È morto il detenuto che nel primo pomeriggio del 9 dicembre avrebbe tentato il suicidio nel carcere di Terni.

Dal carcere di Sabbione l’uomo, un detenuto marocchino di 36 anni, era stato trasportato al Pronto Soccorso dell’ospedale di Terni e ricoverato nel reparto di Rianimazione con prognosi riservata in condizioni molto gravi.

Ne aveva dato notizia Fabrizio Bonino, segretario nazionale per l’Umbria del Sindacato Autonomo Polizia Penitenziaria SAPPE, riportando anche gli episodi critici di cui si era reso responsabile durante la detenzione, tra i quali l’aggressione a un Agente.

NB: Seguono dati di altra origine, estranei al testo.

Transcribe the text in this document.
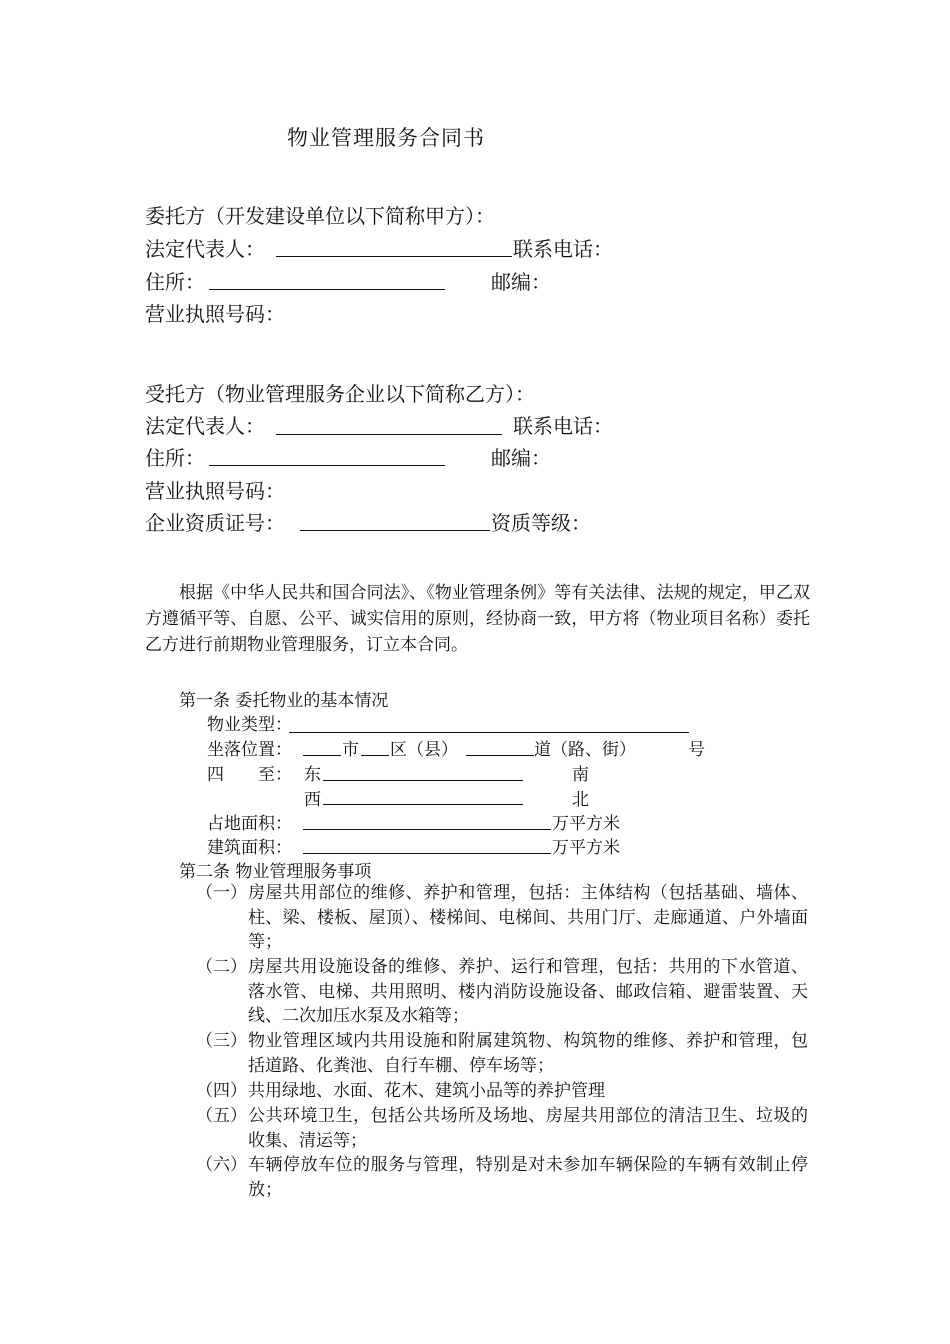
物业管理服务合同书
委托方（开发建设单位以下简称甲方）：
法定代表人：	联系电话：
住所：	邮编：
营业执照号码：
受托方（物业管理服务企业以下简称乙方）：
法定代表人：	联系电话：
住所：	邮编：
营业执照号码：
企业资质证号：	资质等级：
根据《中华人民共和国合同法》、《物业管理条例》等有关法律、法规的规定，甲乙双方遵循平等、自愿、公平、诚实信用的原则，经协商一致，甲方将（物业项目名称）委托乙方进行前期物业管理服务，订立本合同。
第一条 委托物业的基本情况
物业类型：
坐落位置：	市 区（县）	道（路、街）	号
四　　至： 东	南
西	北
占地面积：	万平方米
建筑面积：	万平方米
第二条 物业管理服务事项
（一） 房屋共用部位的维修、养护和管理，包括：主体结构（包括基础、墙体、柱、梁、楼板、屋顶）、楼梯间、电梯间、共用门厅、走廊通道、户外墙面等；
（二） 房屋共用设施设备的维修、养护、运行和管理，包括：共用的下水管道、落水管、电梯、共用照明、楼内消防设施设备、邮政信箱、避雷装置、天线、二次加压水泵及水箱等；
（三） 物业管理区域内共用设施和附属建筑物、构筑物的维修、养护和管理，包括道路、化粪池、自行车棚、停车场等；
（四） 共用绿地、水面、花木、建筑小品等的养护管理
（五） 公共环境卫生，包括公共场所及场地、房屋共用部位的清洁卫生、垃圾的收集、清运等；
（六） 车辆停放车位的服务与管理，特别是对未参加车辆保险的车辆有效制止停放；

Sulla morte aleggia il più fitto mistero tanto che Giulio Petrilli, del “Comitato per il diritto al risarcimento da ingiusta detenzione a tutti gli assolti” scrive in una comunicazione alla direzione dell’ospedale Santa Maria di Terni e alla procura generale di Terni:

«Leggo oggi sulla stampa di un detenuto nordafricano di 36 anni che si sarebbe suicidato ieri nel carcere di Terni.
Ricoverato in rianimazione da ieri pomeriggio nell’ospedale Santa Maria della stessa città, sarebbe deceduto stamane.

Il detenuto, di cui non si conoscono le generalità, si sarebbe suicidato in una cella di isolamento, dopo che vi era stato posto in seguito ad una sua aggressione a un agente di polizia penitenziaria al quale avrebbe fratturato il setto nasale.
Conoscendo bene il carcere, avendoci soggiornato per sei anni e conoscendo bene tutte le dinamiche susseguenti ad una azione come quella compiuta dal detenuto, cioè l’aggressione ad un agente.

A quel punto minimo ti portano alle celle e ti riempono di botte, ma a volte ti suicidano!

Per questo motivo spero che il referto dell’ospedale possa rilevare se nel corpo del detenuto sono presenti ecchimosi, frutto di un pestaggio o di un “obbligo” a suicidarsi.
La stessa cosa dovrebbe fare la procura di Terni predisponendo un’autopsia che potrebbe accertare questo.
Faccio questa denuncia in quanto nel carcere di Bellizio Irpino, uno dei tanti dove sono stato detenuto, a seguito di un pestaggio da me subito dagli agenti penitenziari, reo di aver fatto una battitura alle sbarre per protestare per la mancanza di acqua.

Subito dopo il pestaggio denunciai dettagliatamente al magistrato di sorveglianza l’accaduto.

Di notte venni prelevato da dieci guardie e con la scusa di dovermi portare in matricola per un trasferimento si fermarono davanti una cella d’isolamento vuota e mi dissero che se avessi insistito nella denuncia mi avrebbe fatto fare loro una bella protesta, mi avrebbero “suicidato” loro».